Eric Marty, en su libro Roland Barthes, el oficio de escribir aporta un testimonio del discípulo al maestro, en el que ofrece una meditación acerca de la obra, el pensamiento y el arte de escribir de Barthes, comprendido en tres partes: “Memoria de una amistad”, “La obra” y “Sobre los Fragmentos de un discurso amoroso”. Se trata de un ensayo de carácter filosófico y de corte psicoanalítico, en el que visualiza a Barthes no como el autor de una doctrina sino como el autor de libros, que hace énfasis en la visión desmitificadora, pero afirmativa, de la crítica barthesiana. “En la obra de Barthes no hay espacio para la negación”, afirma. Lo compara con Proust, en el sentido en que el autor de La búsqueda del tiempo perdido vaciló en cuanto a qué forma darle a su obra: ensayo o novela. De ahí que muchos afirmen –y el propio Barthes llegó a confesarlo–, que su meta era escribir novelas. Ese dilema lo angustió siempre, y más aún, al final de su vida. La obra y la vida de Barthes tienen no pocas similitudes con las de Proust (y luego con la de Gide), y de ahí que ambas se lean como un largo diálogo con la madre, que se consumó en aquél, cuando escribió un diario sobre el duelo de su madre muerta.
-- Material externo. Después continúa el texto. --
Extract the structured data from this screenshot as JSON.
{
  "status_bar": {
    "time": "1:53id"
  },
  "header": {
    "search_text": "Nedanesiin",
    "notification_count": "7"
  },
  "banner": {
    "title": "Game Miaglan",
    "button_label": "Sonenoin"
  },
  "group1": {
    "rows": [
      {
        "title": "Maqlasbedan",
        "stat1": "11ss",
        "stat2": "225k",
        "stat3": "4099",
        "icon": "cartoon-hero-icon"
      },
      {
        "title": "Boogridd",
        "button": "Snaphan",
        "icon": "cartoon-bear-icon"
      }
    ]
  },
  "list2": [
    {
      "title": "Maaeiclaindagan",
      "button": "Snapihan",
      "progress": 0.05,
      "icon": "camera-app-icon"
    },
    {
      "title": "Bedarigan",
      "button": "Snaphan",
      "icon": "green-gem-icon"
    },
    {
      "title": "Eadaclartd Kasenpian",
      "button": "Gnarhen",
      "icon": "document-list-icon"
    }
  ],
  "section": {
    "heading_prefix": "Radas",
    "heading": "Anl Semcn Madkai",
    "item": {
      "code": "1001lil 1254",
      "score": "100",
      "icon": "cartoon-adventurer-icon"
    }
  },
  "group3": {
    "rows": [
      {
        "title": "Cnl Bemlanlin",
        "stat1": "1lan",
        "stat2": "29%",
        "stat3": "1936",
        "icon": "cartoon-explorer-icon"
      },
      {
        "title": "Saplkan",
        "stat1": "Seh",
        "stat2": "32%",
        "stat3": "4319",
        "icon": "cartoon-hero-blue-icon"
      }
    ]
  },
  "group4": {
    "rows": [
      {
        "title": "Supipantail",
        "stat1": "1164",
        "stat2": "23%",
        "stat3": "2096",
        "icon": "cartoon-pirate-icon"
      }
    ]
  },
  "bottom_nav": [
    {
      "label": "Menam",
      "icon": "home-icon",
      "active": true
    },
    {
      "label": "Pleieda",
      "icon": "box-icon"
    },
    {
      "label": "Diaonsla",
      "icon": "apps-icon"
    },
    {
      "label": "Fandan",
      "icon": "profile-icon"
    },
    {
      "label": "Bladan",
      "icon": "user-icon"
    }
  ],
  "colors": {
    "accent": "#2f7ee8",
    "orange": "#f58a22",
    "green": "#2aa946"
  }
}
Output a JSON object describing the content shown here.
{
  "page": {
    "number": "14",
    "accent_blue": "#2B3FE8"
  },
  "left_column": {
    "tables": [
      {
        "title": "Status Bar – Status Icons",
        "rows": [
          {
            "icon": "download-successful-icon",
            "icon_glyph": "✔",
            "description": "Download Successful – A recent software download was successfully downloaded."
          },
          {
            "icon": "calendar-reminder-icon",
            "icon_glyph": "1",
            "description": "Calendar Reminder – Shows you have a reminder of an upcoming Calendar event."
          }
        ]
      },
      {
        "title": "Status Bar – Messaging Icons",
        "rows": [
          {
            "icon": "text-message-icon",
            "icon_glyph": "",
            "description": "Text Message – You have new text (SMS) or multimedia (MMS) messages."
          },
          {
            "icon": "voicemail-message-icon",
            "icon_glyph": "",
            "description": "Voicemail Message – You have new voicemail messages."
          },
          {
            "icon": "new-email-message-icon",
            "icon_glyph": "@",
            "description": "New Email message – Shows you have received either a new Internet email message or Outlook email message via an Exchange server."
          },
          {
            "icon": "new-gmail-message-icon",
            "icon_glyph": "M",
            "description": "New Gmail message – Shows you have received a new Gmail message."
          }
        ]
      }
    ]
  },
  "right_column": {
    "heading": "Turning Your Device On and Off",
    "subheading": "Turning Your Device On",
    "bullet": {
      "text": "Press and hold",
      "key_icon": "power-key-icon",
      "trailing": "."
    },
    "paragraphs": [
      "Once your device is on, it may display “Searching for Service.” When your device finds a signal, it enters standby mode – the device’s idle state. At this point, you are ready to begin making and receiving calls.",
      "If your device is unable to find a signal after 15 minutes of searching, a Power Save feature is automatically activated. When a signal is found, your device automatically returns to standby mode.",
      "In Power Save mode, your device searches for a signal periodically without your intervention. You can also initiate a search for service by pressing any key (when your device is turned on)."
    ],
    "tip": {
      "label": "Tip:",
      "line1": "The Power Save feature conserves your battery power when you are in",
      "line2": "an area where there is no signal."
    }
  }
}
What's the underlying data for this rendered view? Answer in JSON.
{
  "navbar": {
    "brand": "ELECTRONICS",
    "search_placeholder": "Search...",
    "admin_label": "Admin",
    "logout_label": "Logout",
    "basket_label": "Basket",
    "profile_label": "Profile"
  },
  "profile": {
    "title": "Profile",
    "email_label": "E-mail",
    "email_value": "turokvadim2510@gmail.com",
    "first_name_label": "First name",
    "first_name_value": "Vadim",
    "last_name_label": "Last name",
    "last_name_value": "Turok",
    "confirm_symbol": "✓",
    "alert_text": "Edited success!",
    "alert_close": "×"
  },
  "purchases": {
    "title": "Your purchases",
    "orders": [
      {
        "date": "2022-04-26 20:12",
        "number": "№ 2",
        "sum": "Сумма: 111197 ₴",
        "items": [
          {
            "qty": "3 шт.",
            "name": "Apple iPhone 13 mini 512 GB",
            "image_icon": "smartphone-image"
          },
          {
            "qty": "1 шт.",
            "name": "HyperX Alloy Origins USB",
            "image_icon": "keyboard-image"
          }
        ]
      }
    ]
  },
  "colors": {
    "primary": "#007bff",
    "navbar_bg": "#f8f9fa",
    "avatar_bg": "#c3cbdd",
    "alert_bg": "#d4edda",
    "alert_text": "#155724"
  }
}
Si bien la obra novelesca de Proust empezó como ensayista y crítico, la de Barthes se inició igual, pero quedó trunca como novelista, excepto con algunos relatos de su libro póstumo titulado Incidentes. De modo que hicieron un viaje inverso.  Si en Pavese la vida fue un oficio, en Barthes, a mi juicio, el oficio fue la escritura.

En 2009, el gran novelista y amigo de Roland Barthes, Alain Robbe-Grillet, publicó un conmovedor libro titulado Por qué me gusta Barthes, donde establece un diálogo imaginario con Barthes, y en el que desfilan e intervienen otros autores amigos de ambos, en un concierto de voces, en que se mezclan la realidad y la ficción, la memoria y el pensamiento. En este texto, Robbe-Grillet confiesa recitar a Barthes de memoria, por lo mucho que le gusta, y por el carácter violento de su pensamiento; de ahí que lo recite para restituirle su violencia. “Barthes era un pensador deslizante, resbaladizo”, afirma. Y recuerda, curiosamente, que Barthes siempre decía que “toda palabra es fascista”. Acaso por esa razón, algunos críticos tildan su pensamiento de reaccionario y dogmático. Este autor, representante del Nouveau Roman francés, que se aprendía textos de Barthes como un ejercicio de memoria, con la finalidad de sostener con su amigo un contacto secreto e íntimo, le costó mucho separar al autor del personaje. “Las relaciones que mantengo con él son, entonces, relaciones de individuo a individuo, de cuerpo a cuerpo”, dice. ¿Era Roland Barthes un pensador?”, se pregunta Robbe-Grillet. Lo era, pues su pensamiento fue la conciencia de su época, el de un sabio, de un gurú. Aprueba que, si Barthes afirmada que su palabra era fascista es porque destruía “toda tentación de dogmatismo”, y que no es “otra cosa que el discurso de la verdad”. El semiólogo buscó la libertad expresiva que encontró escribiendo sobre la novela, el teatro, y aun, el ensayo. “Roland Barthes era el paladín, el ángel anunciador, de una literatura pura y seca, sin cuerpo, por decirlo de algún modo, que estaba en el polo opuesto de sus gustos sensuales…”, afirma el autor de La celosía. Y sigue diciendo, en otro sentido: “A Roland Barthes le gustaba el espíritu del cuerpo y el cuerpo del espíritu”. Y continúa: “Como ya he dicho, vamos a encontrar en las especulaciones intelectuales de Barthes, a lo largo de toda su carrera, este horror constante a coincidir consigo mismo en una especie de autosatisfacción reconciliada”. En otro contexto, Robbe-Grillet sentenció: “En cualquier caso, creo que quedará como el inventor de una curiosa figura retórica”. ¿Fue Barthes, a su modo, un filósofo? Acaso sí lo fue. O tal vez un filósofo del lenguaje. Lo que sé es que, sin él, no tendríamos a Derrida, ni a otros filósofos franceses, de la escritura o del lenguaje.

A mi juicio, y, en síntesis, Barthes persiguió antes que una escritura, un estilo: vivía para su estilo de pensar y de escribir. Era su biología. Creía, como Pound, que es lo único que cuenta. De ahí que quien dice Roland Barthes dice estilo: una forma de escribir, una sintaxis, una fisiología de la lengua escrita. Un pensador que pensó todos los signos artísticos. Su obra fue, en suma, la aventura de su estilo, de su ritmo verbal.